A few years ago, Waddington brought out a new version of the game called Super Cluedo Challenge. It's an abomination. The beauty of the original gameplay is swamped by some half-baked idea of having colour-coded corners on the cards and a more-is-better attitude to characters and weapons. The extra information available means much less thinking is needed to win and luck plays a much greater role. Some secondary system involving numbered tokens and a list of "super clues" add to the misery. The whole thing has a feel of imagination-paucity about it, as if the publisher went with the least-bad ideas that the revision committee concocted.

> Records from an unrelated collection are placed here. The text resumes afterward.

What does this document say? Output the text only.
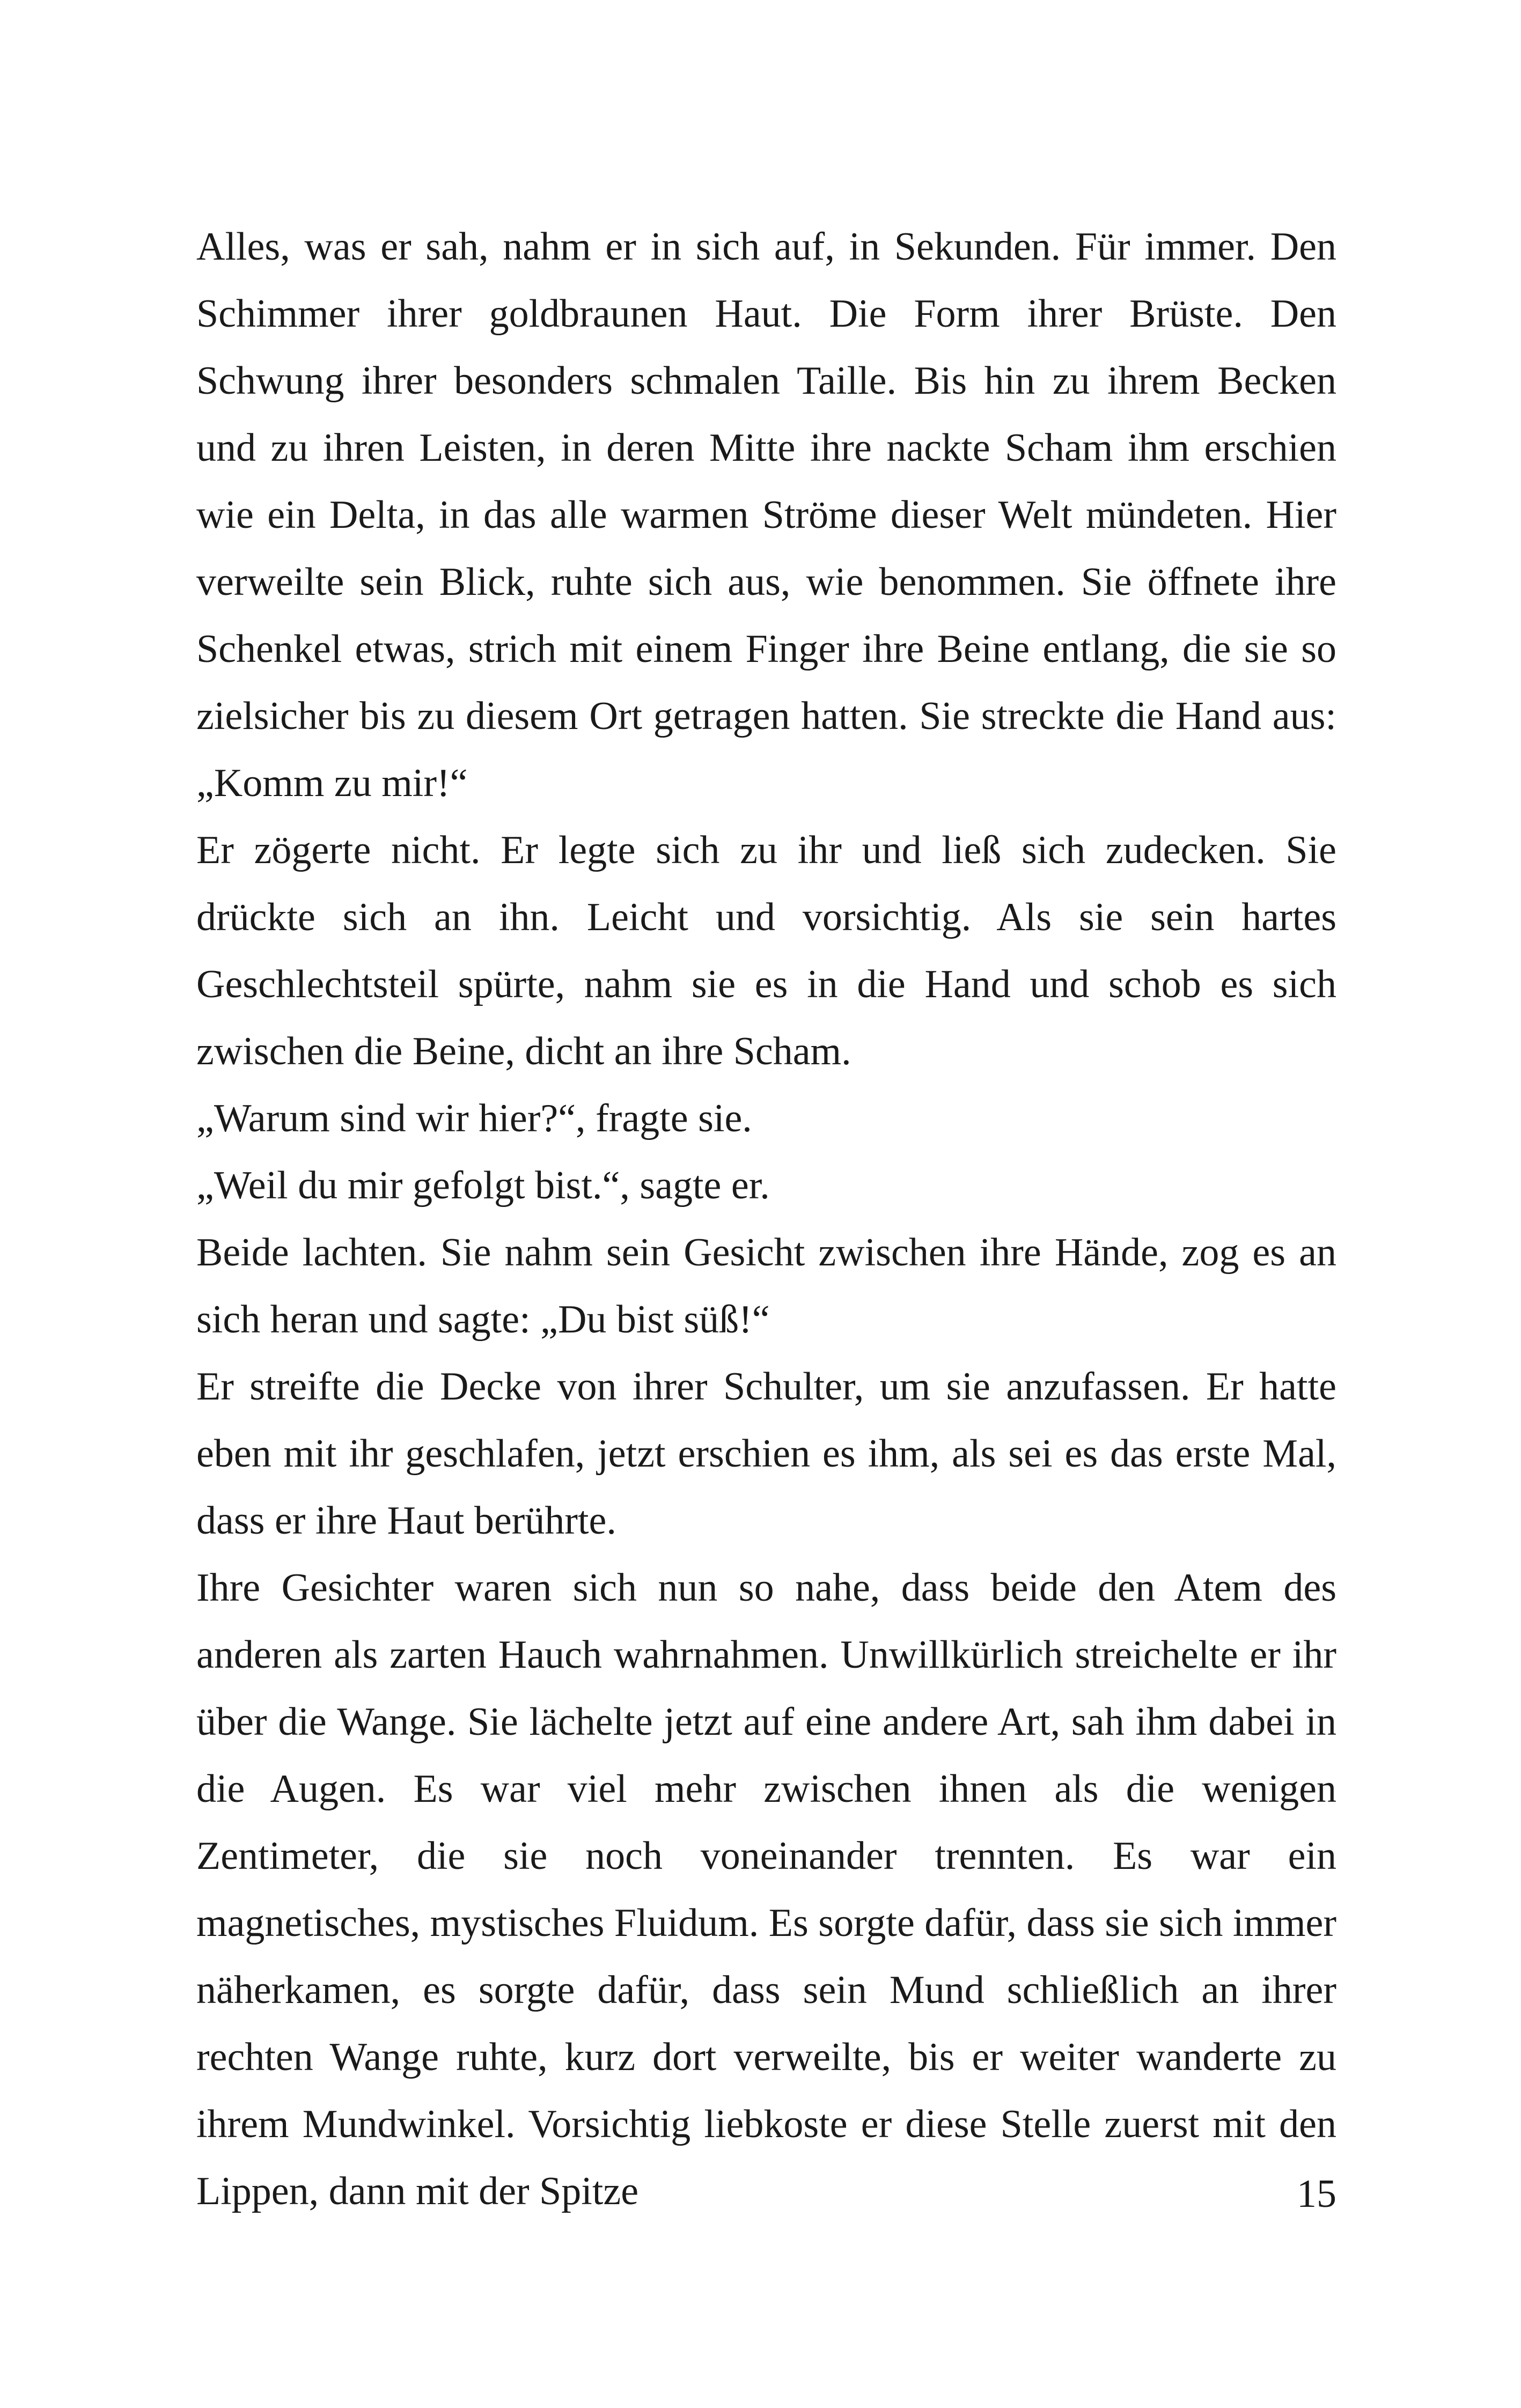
Alles, was er sah, nahm er in sich auf, in Sekunden. Für immer. Den Schimmer ihrer goldbraunen Haut. Die Form ihrer Brüste. Den Schwung ihrer besonders schmalen Taille. Bis hin zu ihrem Becken und zu ihren Leisten, in deren Mitte ihre nackte Scham ihm erschien wie ein Delta, in das alle warmen Ströme dieser Welt mündeten. Hier verweilte sein Blick, ruhte sich aus, wie benommen. Sie öffnete ihre Schenkel etwas, strich mit einem Finger ihre Beine entlang, die sie so zielsicher bis zu diesem Ort getragen hatten. Sie streckte die Hand aus: „Komm zu mir!“

Er zögerte nicht. Er legte sich zu ihr und ließ sich zudecken. Sie drückte sich an ihn. Leicht und vorsichtig. Als sie sein hartes Geschlechtsteil spürte, nahm sie es in die Hand und schob es sich zwischen die Beine, dicht an ihre Scham.

„Warum sind wir hier?“, fragte sie.

„Weil du mir gefolgt bist.“, sagte er.

Beide lachten. Sie nahm sein Gesicht zwischen ihre Hände, zog es an sich heran und sagte: „Du bist süß!“

Er streifte die Decke von ihrer Schulter, um sie anzufassen. Er hatte eben mit ihr geschlafen, jetzt erschien es ihm, als sei es das erste Mal, dass er ihre Haut berührte.

Ihre Gesichter waren sich nun so nahe, dass beide den Atem des anderen als zarten Hauch wahrnahmen. Unwillkürlich streichelte er ihr über die Wange. Sie lächelte jetzt auf eine andere Art, sah ihm dabei in die Augen. Es war viel mehr zwischen ihnen als die wenigen Zentimeter, die sie noch voneinander trennten. Es war ein magnetisches, mystisches Fluidum. Es sorgte dafür, dass sie sich immer näherkamen, es sorgte dafür, dass sein Mund schließlich an ihrer rechten Wange ruhte, kurz dort verweilte, bis er weiter wanderte zu ihrem Mundwinkel. Vorsichtig liebkoste er diese Stelle zuerst mit den Lippen, dann mit der Spitze	15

The rooms have movement within them and there are secret passages everywhere. There's an outside, with associated items of garden furniture (sundial, birdbath, that kind of thing). It's as if the developers made changes that sounded as if they might be good therefore must be good; any kind of earnest playtesting would have exposed the problem.

I suppose Waddington could claim the strategy worked, in that people like me did actually buy Super Cluedo Challenge, but it put me off the idea of buying any other "improvements" to games from the same company.

The pieces for the characters are quite nice, at least at a distance; I'll concede that. The only thing that has stopped me from donating the game to a charity shop, though, is the fact that it could conceivably be used to play original Cluedo. Even that may not save it.

It's a classic game ruined in a classic way: gameplay-design ignorance.